Results: From 5/2015-9/2016, 23 patients enrolled at a single institution. Of 20 evaluable, median age was 66.5 years (range, 54-89) and 12 (60%) were male. Histology was squamous cell in most (n=14, 70%), and 15 (75%) were stage IIIA. Most (n=19, 95%) completed all 3 cycles of concurrent chemotherapy, and 16 (80%) received at least one cycle (2 – 1 cycle, 14 – 2 cycles) of consolidation chemotherapy. Within the 6 mo TITE-CRM assessment window, no SAEs were reported and most patients were treated at the highest dose level. Dose-level assignment was 52.5 Gy (n=2), 56.25 Gy (n=4), and 60 Gy (n=14). The TITE-CRM posterior probability of dose-limiting toxicity for 60 Gy was 5.3% (95% CI, 1-18.1%). Select acute (<=6 mo) non-heme AEs not categorized as SAEs included G2 esophagitis (n=2, 10%), G2 dysphagia (n=5, 25%), and G2 pneumonitis (n=1, 5%). At a median follow-up of 17.6 mo for all and 22.4 mo for living patients, late (> 6 mo) AEs included G2 dysphagia (n=1, 5%), G2/3 pneumonitis (n=2, 10%), G2/3 vocal cord paralysis (n=2, 10%), G2 pericardial effusion (n=1, 5%), G2 pleural effusion (n=1, 5%), G2 chest wall pain (n=1, 5%), G2 bronchopleural fistula (n=1, 5%, 22 mo), and G3 pleurocutaneous fistula (n=1, 5%, 27 mo). Median overall survival was 27.4 mo. 2-year local, regional, and distant control was 93.3%, 77.1%, and 74.1%, respectively.
Conclusion: Accelerated hypofractionated proton therapy and chemotherapy is well tolerated, with high rates of locoregional control and overall survival. Two patients developed late non-life threatening fistulas. Data from this trial will further inform OAR dose limits for hypofractionated RT.
Author Disclosure: C.G. Robinson: Research Grant; Varian Medical Systems, Elekta.
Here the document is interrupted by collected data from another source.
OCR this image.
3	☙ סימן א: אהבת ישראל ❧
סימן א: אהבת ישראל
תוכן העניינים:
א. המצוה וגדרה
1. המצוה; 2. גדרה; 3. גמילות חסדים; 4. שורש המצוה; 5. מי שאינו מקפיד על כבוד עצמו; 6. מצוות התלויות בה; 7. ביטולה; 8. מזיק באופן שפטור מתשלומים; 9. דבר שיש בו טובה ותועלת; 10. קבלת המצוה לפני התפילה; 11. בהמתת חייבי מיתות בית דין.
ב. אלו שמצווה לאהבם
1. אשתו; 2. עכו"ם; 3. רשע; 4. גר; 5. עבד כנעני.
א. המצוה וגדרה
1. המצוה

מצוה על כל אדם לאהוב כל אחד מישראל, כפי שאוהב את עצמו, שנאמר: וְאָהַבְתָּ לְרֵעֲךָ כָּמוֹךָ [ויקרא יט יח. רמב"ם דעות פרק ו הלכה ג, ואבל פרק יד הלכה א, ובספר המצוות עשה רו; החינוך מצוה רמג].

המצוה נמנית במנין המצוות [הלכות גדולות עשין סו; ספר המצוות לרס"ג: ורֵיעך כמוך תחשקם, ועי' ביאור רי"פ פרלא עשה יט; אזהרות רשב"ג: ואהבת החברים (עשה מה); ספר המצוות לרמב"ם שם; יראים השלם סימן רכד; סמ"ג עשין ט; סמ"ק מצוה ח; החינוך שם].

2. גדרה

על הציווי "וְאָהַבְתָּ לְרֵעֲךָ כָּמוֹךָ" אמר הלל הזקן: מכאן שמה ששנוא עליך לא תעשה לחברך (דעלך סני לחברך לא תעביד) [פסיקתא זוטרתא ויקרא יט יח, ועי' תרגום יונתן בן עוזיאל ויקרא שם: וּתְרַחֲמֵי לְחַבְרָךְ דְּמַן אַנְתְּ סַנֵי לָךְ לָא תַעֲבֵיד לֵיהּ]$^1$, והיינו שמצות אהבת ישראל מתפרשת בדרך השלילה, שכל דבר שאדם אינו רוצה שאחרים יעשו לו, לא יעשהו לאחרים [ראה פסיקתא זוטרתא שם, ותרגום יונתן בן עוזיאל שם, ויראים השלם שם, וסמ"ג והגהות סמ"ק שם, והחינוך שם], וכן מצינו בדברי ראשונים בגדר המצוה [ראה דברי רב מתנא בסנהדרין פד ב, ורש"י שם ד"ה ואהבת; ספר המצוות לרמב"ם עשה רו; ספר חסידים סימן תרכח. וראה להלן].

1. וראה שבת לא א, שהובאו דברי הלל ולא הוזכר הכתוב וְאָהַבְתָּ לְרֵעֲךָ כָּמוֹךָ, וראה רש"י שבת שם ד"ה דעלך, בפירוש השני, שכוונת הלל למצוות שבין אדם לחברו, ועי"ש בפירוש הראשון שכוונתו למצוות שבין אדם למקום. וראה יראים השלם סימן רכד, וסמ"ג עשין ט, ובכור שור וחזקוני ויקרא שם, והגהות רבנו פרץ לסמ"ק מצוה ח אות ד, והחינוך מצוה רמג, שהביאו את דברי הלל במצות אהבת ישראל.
Speaker's Bureau; Varian Medical Systems, DFINE. Advisory Board; Radialogica. Stock Options; Radialogica. J. Contreras: None. T.A. DeWees: Consultant; Traxxsson. S. Jenkins: None. S. Waqar: None. R. Govindan: Consultant; Boehringer, GSK, Pfizer, Merck, Bayer, Covidien, BMS, Genentech, Mallinckrodt. Chair; IASLC. Co-Chair; TCGA. M.Q. Baggstrom: Employee; St. Alexius Hospital. D. Morgensztern: Honoraria; Boerhimger, Celgene. D. Przybysz: None. M.C. Roach: Travel Expenses; BTG, Varian, Elekta.